Reinforcement Learning with Delayed, Composite, and Partially Anonymous Reward
This addresses a specific challenge in RL for scenarios with complex reward feedback, but it is incremental as it builds on existing MDP frameworks with new constraints.
The paper tackles the problem of reinforcement learning with delayed, composite, and partially anonymous rewards in an infinite-horizon MDP, proposing the DUCRL2 algorithm that achieves a near-optimal regret bound of ̃O(DS√AT + d(SA)^3), demonstrating optimality in the order of T and an additive impact of delay.

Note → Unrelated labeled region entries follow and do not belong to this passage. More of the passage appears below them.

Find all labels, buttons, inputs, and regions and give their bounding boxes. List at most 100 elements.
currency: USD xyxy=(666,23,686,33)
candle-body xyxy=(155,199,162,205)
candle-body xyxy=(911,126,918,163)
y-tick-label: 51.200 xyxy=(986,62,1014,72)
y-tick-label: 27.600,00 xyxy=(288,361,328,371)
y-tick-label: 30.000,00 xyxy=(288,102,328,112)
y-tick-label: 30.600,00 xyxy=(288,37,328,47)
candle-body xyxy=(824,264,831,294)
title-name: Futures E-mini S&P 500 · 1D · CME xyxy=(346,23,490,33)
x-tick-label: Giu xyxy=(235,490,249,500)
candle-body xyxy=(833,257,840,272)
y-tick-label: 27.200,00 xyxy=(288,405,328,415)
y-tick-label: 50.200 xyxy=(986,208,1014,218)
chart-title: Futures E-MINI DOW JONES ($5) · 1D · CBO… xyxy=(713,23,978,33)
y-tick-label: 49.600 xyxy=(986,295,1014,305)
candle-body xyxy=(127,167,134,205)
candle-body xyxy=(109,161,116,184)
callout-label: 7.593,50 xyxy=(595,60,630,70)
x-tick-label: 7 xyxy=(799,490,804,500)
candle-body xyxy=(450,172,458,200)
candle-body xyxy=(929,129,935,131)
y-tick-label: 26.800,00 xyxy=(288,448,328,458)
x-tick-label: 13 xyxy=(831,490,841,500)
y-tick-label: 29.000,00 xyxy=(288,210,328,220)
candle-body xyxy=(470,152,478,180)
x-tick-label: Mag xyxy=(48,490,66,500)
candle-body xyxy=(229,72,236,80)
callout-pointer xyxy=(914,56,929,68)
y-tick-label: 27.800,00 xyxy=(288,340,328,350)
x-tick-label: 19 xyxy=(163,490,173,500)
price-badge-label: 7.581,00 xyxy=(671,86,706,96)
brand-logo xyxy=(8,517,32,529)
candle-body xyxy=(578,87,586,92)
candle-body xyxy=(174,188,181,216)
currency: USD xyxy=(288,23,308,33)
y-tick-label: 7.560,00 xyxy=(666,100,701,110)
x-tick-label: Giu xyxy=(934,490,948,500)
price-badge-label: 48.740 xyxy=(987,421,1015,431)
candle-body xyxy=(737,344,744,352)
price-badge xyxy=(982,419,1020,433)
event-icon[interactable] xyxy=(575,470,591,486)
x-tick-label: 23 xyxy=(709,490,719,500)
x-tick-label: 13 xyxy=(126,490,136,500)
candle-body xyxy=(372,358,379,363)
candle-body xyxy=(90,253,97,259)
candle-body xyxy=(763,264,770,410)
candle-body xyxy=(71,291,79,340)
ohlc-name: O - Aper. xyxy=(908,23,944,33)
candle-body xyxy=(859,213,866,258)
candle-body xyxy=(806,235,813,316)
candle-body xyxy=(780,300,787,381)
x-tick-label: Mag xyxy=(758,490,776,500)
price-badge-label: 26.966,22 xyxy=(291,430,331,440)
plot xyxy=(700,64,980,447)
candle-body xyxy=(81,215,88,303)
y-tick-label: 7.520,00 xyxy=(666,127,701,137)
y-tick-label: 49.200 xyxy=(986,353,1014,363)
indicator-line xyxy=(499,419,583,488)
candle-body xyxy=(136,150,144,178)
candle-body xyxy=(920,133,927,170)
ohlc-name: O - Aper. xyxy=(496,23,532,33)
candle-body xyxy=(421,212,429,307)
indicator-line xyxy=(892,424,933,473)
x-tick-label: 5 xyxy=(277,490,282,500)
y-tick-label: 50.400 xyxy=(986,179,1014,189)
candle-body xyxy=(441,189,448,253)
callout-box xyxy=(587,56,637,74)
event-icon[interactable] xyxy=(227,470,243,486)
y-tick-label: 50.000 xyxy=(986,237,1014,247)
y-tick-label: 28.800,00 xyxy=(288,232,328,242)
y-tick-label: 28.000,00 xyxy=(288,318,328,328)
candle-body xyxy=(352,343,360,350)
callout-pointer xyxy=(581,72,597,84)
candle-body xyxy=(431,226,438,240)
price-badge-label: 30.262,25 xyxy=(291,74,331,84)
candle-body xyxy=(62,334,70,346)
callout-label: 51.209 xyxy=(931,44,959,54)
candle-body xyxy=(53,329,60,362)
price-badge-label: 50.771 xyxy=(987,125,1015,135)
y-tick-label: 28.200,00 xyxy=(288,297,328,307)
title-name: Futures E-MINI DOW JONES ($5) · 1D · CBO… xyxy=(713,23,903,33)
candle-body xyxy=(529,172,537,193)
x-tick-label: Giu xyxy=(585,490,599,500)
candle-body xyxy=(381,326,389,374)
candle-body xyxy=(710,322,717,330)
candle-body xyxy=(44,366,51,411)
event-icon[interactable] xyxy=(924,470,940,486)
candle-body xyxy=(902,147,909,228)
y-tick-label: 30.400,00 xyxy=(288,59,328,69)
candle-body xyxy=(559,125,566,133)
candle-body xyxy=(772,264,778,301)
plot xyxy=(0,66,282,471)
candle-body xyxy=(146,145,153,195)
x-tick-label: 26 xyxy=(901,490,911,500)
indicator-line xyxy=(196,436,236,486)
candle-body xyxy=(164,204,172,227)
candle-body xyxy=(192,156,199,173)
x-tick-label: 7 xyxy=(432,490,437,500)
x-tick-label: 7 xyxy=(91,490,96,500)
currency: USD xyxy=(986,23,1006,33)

We investigate an infinite-horizon average reward Markov Decision Process (MDP) with delayed, composite, and partially anonymous reward feedback. The delay and compositeness of rewards mean that rewards generated as a result of taking an action at a given state are fragmented into different components, and they are sequentially realized at delayed time instances. The partial anonymity attribute implies that a learner, for each state, only observes the aggregate of past reward components generated as a result of different actions taken at that state, but realized at the observation instance. We propose an algorithm named $\mathrm{DUCRL2}$ to obtain a near-optimal policy for this setting and show that it achieves a regret bound of $\tilde{\mathcal{O}}\left(DS\sqrt{AT} + d (SA)^3\right)$ where $S$ and $A$ are the sizes of the state and action spaces, respectively, $D$ is the diameter of the MDP, $d$ is a parameter upper bounded by the maximum reward delay, and $T$ denotes the time horizon. This demonstrates the optimality of the bound in the order of $T$, and an additive impact of the delay.